Today, the Dow is sliding back down from $23,000 to $22,500 and as of press time, the market day has really only started.




In an interesting analysis this morning, Emily McCormick at Yahoo Finance details some of the reasons for these index moves.

“Wednesday’s record-breaking advances came amid surging oil prices, positive indicators of retail sales strength for the holiday season and reassurances from the White House that the jobs of both Federal Reserve Chairman Jerome Powell and Treasury Secretary Steven Mnuchin were secure,” writes McCormick. “But with the rally quickly fading, stocks are steering back toward the downtrend they have been following for the past several months. Even with Wednesday’s gains, the S&P 500 is down 7.7% for the year, the Dow is down 7.45% and the Nasdaq is lower by 5.06%.”

McCormick also cites U.S./China trade relations which are on a reset right now.

“Trade talks between the U.S. and China are set to begin the week of January 7 in Beijing, Bloomberg reported, citing unnamed people familiar with the matter,” she writes. “According to the report, Chinese Ministry of Commerce spokesman Gao Feng confirmed that he and U.S. officials will sit down for talks next month but did not specify the date.”



Citing economic “friction” between the two superpowers, McCormick also suggests that fights over telecom companies and allegations of international spying could also shake the U.S./China relationship.

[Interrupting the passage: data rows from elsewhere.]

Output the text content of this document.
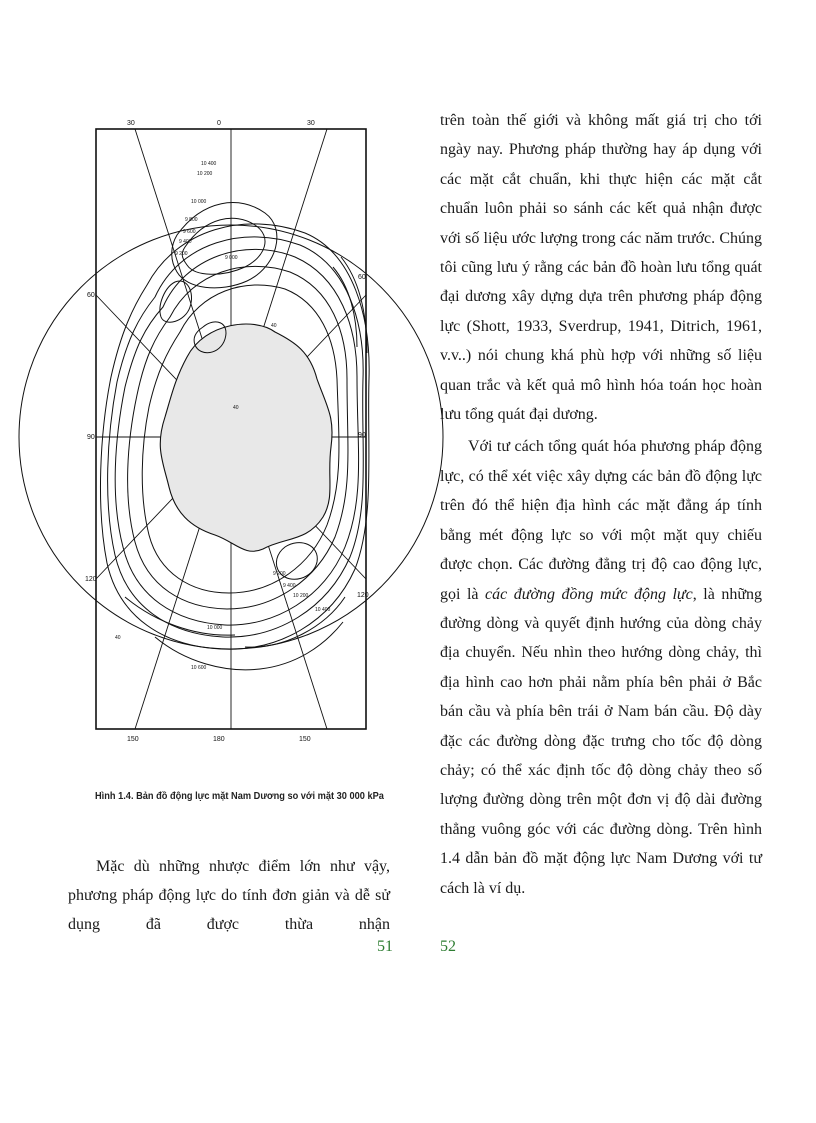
10 400
10 200
10 000
9 800
9 600
9 400
9 200
9 000
10 000
10 200
9 400
9 200
10 600
10 400
40
40
40
30	0	30
60
90
120
60
90
120
150	180	150
Hình 1.4. Bản đồ động lực mặt Nam Dương so với mặt 30 000 kPa

Mặc dù những nhược điểm lớn như vậy, phương pháp động lực do tính đơn giản và dễ sử dụng đã được thừa nhận

51

trên toàn thế giới và không mất giá trị cho tới ngày nay. Phương pháp thường hay áp dụng với các mặt cắt chuẩn, khi thực hiện các mặt cắt chuẩn luôn phải so sánh các kết quả nhận được với số liệu ước lượng trong các năm trước. Chúng tôi cũng lưu ý rằng các bản đồ hoàn lưu tổng quát đại dương xây dựng dựa trên phương pháp động lực (Shott, 1933, Sverdrup, 1941, Ditrich, 1961, v.v..) nói chung khá phù hợp với những số liệu quan trắc và kết quả mô hình hóa toán học hoàn lưu tổng quát đại dương.

Với tư cách tổng quát hóa phương pháp động lực, có thể xét việc xây dựng các bản đồ động lực trên đó thể hiện địa hình các mặt đẳng áp tính bằng mét động lực so với một mặt quy chiếu được chọn. Các đường đẳng trị độ cao động lực, gọi là các đường đồng mức động lực, là những đường dòng và quyết định hướng của dòng chảy địa chuyển. Nếu nhìn theo hướng dòng chảy, thì địa hình cao hơn phải nằm phía bên phải ở Bắc bán cầu và phía bên trái ở Nam bán cầu. Độ dày đặc các đường dòng đặc trưng cho tốc độ dòng chảy; có thể xác định tốc độ dòng chảy theo số lượng đường dòng trên một đơn vị độ dài đường thẳng vuông góc với các đường dòng. Trên hình 1.4 dẫn bản đồ mặt động lực Nam Dương với tư cách là ví dụ.

52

Others cite domestic issues: at MarketWatch, William Watts and Barbara Kollmeyer are considering instability around the U.S. finance cabinet.

“There are some concerns that Wednesday’s big move was overdone,” Watts and Kollmeyeer write, noting the yen’s activity against the dollar. “The Japanese currency is often viewed as a haven for investors in times of economic and market uncertainty. And after jumping from 17-month lows, oil was softer on Thursday, while the yield on the 10-year Treasury Note slipped to 2.759% … and while investors got assurance over Federal Reserve Chairman Jerome Powell’s job on Wednesday, there remains no resolution to other big issues, such a continuing government shutdown as Washington tussles over funding for Trump’s proposed border wall.”

Keep looking at index moves throughout the day as the market positions itself toward the year ahead. Look for opportunities for profit taking, corrections to damaged parts of a portfolio, and new entry points for 2019 “reorganization.”